Commémoration des 70 ans de la libération de Belgrade en octobre 2014 : Accueil du président russe Vladimir Poutine par son homologue serbe, Tomislav Nikolić
Commémoration des 70 ans de la libération de Belgrade en octobre 2014 : Accueil du président russe Vladimir Poutine par son homologue serbe, Tomislav Nikolić

Cette temporisation est compréhensible mais elle s’accompagne d’un signal de désintérêt pour les Balkans particulièrement dommageable. Seul l’activisme allemand permet aujourd’hui d’éviter que l’effort de stabilisation de ces vingt dernières années ne soit déstructuré par l’entrisme russe ou turc. Vladimir Poutine a reçu des mains du Président serbe la plus haute distinction du pays en octobre 2014, une cérémonie qui doit beaucoup au contrôle russe des compagnies serbes de gaz et de pétrole. Moscou soutient par ailleurs une sécession de la République serbe de Bosnie (Republica Srpska), finalement découragée par Belgrade en 2014 afin de conserver ses chances d’intégration européenne. La compétition régionale grandit mais l’Europe reste l’acteur majeur grâce aux ressources de l’Instrument de Pre-Accession notamment et aux missions déployées, que l’accord Kosovo-Serbie de 2013 incarne avec succès.
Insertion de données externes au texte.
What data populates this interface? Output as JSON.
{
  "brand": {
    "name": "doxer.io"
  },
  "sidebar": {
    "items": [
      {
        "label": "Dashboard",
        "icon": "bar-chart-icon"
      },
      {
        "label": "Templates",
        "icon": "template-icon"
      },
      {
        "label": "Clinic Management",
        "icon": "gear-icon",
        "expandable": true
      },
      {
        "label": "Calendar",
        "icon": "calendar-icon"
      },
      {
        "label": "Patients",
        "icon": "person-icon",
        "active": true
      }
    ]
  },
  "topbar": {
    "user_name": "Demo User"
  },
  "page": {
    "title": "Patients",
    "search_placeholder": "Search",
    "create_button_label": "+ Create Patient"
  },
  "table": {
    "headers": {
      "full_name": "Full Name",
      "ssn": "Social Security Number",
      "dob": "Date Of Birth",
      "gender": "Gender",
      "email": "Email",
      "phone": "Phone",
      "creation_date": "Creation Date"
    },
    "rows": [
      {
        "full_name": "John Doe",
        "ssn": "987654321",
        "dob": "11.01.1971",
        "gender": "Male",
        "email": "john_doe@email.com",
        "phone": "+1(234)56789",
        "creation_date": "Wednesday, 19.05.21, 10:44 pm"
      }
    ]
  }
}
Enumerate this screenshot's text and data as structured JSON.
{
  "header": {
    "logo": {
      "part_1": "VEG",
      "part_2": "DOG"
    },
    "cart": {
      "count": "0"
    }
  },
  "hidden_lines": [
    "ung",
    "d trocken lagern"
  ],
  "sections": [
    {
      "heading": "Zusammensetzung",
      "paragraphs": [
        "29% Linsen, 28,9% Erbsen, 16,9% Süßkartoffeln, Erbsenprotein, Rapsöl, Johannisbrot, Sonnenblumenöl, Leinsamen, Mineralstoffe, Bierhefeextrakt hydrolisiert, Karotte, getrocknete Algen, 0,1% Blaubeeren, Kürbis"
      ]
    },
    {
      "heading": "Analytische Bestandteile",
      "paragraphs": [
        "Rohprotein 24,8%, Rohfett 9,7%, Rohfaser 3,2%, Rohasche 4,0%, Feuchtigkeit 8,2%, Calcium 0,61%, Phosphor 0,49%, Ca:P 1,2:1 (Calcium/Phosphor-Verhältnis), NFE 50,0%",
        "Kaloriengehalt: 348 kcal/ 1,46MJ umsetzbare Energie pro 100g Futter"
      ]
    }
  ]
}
La dynamique de l’intégration européenne fonctionne toujours et certains pays balkaniques, comme l’Albanie, progressent dans les négociations de pré-accession. L’envie d’Europe l’emporte encore sur les pressions externes et les divisions ethniques. Aussi, c’est surtout la froideur des dirigeants européens qu’il faut redouter. Le dernier grand communiqué de la Commission Européenne (octobre 2014) est éclairant de ce point de vue: les trois bénéfices stratégiques identifiés de l’élargissement sont la sécurité, le bien-être et la prospérité. On aimerait que le réalisme de ce document fasse aussi place à un rappel identitaire plus clair et certainement plus entrainant: les pays des Balkans partagent nos valeurs et font partie de notre famille.

Le gel de l’intégration ces cinq prochaines années n’est pas inutile: il pourrait inciter à plus de réformes budgétaires et à plus de progrès en matière d’Etat de droit. Encore faudrait-il que l’on continue de manifester de l’intérêt pour ces progrès et que l’on suive de près ces mouvements populaires qui sont l’avenir de leurs pays.